A vítima não responde mais a nenhum processo e estuda a possibilidade de representar contra o carcereiro.

A outra denunciante, uma detenta de 36 anos, estava tomando banho no interior da cela, quando percebeu a cortina sendo puxada por uma mão masculina. Era o carcereiro Carlos, conta. Rapidamente, ela se enrolou nas roupas que tinha, o empurrou e gritou alto o suficiente para alertar outra policial civil.

O fato aconteceu dias após ter dado entrada na carceragem da delegacia de Barueri, presa temporariamente, em dezembro de 2021. A vítima descreve o carcereiro como agressivo e "psicopata".

Durante os 30 dias em que ficou presa até ter a prisão convertida em domiciliar, a vítima presenciou uma série de situações constrangedoras. Ela denuncia que foi xingada, humilhada e assediada. A mulher conta que, na frente de outros policiais, o carcereiro se comportava de maneira diferente, o que a impedia de denunciar, porque desconfiava que ninguém fosse acreditar na sua versão.

Ela relata que se sentia intimidada não só pelo comportamento agressivo mas também pela arma que o homem carregava no coldre.

Investigação A última denúncia foi apresentada por Ketlyn. Ela estava detida no local após ser presa em flagrante por tráfico de drogas. Na noite de sábado , segundo seu advogado, Amadeu de França, Ketlyn foi abordada pelo policial em uma sala dentro da carceragem. No cômodo, o policial civil a teria estuprado.

De acordo com Amadeu, a carceragem do distrito policial recebe mulheres presas temporariamente e também possui outras duas celas, em andar superior, para menores infratores. Ketlyn estava no local de maneira excepcional.

Segundo o boletim de ocorrência, a princípio o policial negou qualquer relação com Ketlyn. Ainda no domingo, o homem prestou um novo depoimento em que admitiu ter tido relação sexual com a jovem, mas que teria sido consensual.

O advogado da vítima só teve acesso ao novo relato na noite da terça-feira. No documento, Carlos diz que Ketlyn "se insinuou" para ele, querendo benefícios em troca de relações sexuais.

Ao ser entrevistada no plantão policial, a vítima contou que havia sido abusada sexualmente pelo carcereiro.
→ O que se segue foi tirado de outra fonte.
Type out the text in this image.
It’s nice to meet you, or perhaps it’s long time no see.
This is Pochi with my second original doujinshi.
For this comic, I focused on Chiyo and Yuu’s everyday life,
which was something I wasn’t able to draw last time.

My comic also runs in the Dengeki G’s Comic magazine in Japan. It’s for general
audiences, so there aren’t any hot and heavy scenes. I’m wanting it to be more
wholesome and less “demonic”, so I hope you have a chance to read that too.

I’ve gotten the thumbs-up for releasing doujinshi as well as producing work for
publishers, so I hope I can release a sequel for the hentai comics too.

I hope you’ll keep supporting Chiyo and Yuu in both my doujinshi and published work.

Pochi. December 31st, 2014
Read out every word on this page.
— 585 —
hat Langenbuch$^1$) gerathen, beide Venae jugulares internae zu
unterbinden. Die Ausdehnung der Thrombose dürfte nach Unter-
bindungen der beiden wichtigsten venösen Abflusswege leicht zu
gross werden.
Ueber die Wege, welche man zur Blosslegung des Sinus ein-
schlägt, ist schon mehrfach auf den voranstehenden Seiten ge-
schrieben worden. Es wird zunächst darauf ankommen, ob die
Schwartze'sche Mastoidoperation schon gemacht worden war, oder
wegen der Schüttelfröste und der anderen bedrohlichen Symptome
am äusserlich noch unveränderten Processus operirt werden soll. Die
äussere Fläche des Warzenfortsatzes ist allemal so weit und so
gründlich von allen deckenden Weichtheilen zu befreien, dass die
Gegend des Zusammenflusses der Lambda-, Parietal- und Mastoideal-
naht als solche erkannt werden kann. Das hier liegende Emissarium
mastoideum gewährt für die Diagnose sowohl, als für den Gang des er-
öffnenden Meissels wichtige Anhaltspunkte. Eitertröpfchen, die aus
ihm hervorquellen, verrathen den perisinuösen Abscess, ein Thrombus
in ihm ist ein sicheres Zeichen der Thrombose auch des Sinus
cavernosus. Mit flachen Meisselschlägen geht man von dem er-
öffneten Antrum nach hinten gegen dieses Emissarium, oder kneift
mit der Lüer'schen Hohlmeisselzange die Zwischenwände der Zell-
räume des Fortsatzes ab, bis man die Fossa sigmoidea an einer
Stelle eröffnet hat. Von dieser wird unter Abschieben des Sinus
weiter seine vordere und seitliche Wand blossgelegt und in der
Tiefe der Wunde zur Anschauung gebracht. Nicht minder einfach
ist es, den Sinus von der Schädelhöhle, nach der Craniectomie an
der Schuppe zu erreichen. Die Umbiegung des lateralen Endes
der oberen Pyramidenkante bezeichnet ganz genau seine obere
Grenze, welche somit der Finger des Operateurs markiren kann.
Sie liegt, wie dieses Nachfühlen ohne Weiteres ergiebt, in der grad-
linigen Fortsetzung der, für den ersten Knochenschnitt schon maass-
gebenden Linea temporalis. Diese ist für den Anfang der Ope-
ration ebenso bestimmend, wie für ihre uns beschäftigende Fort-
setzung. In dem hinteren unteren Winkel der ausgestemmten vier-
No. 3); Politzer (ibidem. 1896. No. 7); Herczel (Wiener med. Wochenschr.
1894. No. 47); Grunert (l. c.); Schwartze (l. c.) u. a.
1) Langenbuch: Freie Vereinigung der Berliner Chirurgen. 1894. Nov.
Foi requisitada perícia no local onde a vítima denunciou ter acontecido a agressão, além de exame para constatação de conjunção carnal e toxicológico para Ketlyn, no Hospital Pérola Byington.

Foram requisitados exames para constatação de lesão corporal, exame toxicológico e coleta de material biológico de Carlos para possível teste de confronto, segundo o boletim de ocorrência. O perito coletou vestígios de material biológico no móvel, onde, segundo informações, houve o estupro.

Até um parecer do Judiciário, Ketlyn permanece no CDP (Centro de Detenção Provisória) de Franco da Rocha, para onde foi transferida.